A Meal to Remember: Hunting for Termites in Kenya
Sweet and pleasantly crunchy, the bugs are a traditional staple well worth the effort to catch
The children, giggling, scooped up handfuls of the winged termites—known as “white ants”—that were pouring out from the ground in droves. My friend and I had driven seven hours on a dusty road from Nairobi to a small village in the brush of western Kenya to meet with the Kituyi family, one of many who have made a tradition of gathering these insects, most abundant during the rainy season, and eating them fresh or fried and mixed with rice.

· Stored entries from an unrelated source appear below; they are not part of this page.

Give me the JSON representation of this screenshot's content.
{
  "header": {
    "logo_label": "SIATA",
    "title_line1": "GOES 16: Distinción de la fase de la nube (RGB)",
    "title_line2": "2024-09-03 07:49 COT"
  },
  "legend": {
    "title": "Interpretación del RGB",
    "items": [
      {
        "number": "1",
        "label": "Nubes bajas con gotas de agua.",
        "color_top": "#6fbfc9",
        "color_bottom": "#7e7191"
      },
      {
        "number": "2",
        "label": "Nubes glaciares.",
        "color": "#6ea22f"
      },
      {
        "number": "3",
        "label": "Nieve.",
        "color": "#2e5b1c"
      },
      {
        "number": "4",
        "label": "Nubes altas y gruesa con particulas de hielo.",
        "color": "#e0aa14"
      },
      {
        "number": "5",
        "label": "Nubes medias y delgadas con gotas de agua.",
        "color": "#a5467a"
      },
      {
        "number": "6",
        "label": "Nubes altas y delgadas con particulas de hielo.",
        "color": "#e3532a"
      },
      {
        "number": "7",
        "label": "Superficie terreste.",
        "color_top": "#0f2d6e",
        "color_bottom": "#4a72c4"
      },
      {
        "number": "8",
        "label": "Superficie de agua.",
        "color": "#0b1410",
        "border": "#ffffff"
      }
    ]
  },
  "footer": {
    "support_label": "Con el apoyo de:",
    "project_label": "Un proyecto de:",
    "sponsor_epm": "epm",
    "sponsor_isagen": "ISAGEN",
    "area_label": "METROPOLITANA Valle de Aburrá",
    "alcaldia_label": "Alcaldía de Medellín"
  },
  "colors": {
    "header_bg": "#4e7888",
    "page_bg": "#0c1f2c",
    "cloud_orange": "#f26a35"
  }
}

It was dusk, the ideal time to summon the bugs. The family led us to the harvest site by their home in the wide Rift Valley, where they laid down wooden branches and built little mud traps around the holes of the ant mounds. As they began drumming against the wood to imitate the sound of rain, the ants rushed from the ground, forming jittery piles in the little traps.

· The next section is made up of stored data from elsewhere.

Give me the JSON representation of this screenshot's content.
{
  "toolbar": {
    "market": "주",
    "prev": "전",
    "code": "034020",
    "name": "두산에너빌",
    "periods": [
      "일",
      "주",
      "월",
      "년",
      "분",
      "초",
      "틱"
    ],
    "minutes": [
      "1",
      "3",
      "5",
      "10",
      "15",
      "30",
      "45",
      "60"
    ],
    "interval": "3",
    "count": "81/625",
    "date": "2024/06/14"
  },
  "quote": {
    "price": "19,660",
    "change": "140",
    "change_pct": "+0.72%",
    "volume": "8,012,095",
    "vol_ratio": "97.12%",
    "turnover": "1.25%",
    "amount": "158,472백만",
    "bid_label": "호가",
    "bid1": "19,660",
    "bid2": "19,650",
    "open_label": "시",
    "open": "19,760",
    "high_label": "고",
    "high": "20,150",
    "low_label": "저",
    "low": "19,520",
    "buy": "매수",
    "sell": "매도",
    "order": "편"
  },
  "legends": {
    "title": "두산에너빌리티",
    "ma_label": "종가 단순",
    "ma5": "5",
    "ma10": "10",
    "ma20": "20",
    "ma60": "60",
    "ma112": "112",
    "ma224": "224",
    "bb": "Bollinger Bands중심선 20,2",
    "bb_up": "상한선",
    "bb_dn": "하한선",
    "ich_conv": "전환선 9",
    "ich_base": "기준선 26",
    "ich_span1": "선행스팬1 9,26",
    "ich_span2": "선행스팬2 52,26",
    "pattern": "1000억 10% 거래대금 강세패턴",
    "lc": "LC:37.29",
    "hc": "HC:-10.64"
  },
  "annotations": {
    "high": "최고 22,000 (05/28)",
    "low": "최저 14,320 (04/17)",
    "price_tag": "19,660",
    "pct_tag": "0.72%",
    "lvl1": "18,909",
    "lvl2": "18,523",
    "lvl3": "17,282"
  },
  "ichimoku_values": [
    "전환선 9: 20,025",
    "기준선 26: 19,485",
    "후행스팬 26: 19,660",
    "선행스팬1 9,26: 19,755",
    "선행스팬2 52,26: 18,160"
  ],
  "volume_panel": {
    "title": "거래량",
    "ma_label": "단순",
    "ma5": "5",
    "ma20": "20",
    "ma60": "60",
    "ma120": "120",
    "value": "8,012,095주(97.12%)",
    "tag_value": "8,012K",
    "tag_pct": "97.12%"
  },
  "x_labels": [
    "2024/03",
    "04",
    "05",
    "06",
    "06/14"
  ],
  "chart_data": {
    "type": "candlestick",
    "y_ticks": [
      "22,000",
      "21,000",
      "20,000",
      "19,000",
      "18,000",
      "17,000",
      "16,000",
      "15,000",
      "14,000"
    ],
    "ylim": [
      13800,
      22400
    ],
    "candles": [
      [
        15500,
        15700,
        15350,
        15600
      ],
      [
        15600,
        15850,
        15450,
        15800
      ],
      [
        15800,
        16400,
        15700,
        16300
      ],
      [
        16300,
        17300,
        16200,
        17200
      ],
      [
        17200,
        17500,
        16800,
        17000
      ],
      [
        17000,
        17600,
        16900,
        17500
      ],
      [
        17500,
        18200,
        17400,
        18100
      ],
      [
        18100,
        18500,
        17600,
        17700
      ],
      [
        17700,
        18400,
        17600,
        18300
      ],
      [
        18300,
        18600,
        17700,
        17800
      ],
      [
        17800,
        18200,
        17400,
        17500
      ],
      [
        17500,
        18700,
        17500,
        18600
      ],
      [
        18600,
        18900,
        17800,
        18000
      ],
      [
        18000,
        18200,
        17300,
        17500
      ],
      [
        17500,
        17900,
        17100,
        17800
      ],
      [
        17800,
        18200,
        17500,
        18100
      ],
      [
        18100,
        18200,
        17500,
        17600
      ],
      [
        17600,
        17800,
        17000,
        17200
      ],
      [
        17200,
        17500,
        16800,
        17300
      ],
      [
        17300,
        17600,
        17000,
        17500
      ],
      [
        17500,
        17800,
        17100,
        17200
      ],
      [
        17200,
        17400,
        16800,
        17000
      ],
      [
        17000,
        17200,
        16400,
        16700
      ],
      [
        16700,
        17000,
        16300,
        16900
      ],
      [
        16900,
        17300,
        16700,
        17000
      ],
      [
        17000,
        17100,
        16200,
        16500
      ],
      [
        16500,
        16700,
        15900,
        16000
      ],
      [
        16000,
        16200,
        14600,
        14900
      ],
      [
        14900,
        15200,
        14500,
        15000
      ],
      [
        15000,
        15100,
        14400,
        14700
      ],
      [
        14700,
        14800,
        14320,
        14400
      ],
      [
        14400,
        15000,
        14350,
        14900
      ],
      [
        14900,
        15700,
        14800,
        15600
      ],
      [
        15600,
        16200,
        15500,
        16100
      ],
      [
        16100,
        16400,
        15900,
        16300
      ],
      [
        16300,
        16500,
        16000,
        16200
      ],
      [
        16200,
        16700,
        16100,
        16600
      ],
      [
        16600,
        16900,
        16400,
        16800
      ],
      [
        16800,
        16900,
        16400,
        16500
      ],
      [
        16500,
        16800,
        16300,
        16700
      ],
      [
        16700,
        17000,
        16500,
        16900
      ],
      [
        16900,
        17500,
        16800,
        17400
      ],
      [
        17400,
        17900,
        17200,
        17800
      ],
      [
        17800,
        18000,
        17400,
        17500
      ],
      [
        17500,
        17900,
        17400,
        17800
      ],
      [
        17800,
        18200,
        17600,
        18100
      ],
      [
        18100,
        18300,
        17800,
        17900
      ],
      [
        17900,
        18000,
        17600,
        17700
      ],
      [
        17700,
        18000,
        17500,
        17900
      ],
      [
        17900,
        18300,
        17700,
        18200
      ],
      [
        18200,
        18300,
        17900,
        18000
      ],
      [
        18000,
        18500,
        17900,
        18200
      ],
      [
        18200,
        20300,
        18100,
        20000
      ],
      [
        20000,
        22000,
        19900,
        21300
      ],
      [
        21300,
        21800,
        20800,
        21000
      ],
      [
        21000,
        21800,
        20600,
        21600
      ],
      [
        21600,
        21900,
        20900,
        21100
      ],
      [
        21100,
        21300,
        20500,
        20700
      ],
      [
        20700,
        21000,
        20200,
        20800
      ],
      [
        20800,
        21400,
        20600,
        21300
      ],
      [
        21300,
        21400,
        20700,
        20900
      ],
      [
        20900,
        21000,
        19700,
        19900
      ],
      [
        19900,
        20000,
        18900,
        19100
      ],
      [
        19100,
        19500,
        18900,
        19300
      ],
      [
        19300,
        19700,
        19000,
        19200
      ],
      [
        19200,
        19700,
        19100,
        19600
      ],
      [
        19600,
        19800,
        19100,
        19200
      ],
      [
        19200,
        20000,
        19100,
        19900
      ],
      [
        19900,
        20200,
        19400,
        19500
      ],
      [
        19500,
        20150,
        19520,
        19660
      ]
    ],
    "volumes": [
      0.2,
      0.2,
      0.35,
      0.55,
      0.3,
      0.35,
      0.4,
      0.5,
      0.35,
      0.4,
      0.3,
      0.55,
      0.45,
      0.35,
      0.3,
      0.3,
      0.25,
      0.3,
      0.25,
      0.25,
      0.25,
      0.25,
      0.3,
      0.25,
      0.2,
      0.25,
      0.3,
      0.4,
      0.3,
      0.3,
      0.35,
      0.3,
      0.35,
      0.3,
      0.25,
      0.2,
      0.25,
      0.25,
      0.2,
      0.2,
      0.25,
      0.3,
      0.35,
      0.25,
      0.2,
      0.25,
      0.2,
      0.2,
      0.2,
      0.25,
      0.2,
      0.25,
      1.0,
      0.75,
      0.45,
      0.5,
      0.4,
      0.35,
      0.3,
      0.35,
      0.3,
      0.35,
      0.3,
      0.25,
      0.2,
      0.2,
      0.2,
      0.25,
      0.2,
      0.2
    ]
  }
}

Following the example of those around me, I snatched the insects from the ground or the air by their wings and took a taste. The flavor was slightly sweet and the texture surprisingly pleasant. With the children scampering about, all of them home from school for the holidays, there was a jovial air to that evening meal, maybe because of the kindness of the Kituyis, or maybe because my dinner, for the first time, was flitting through the air and flapping in my mouth.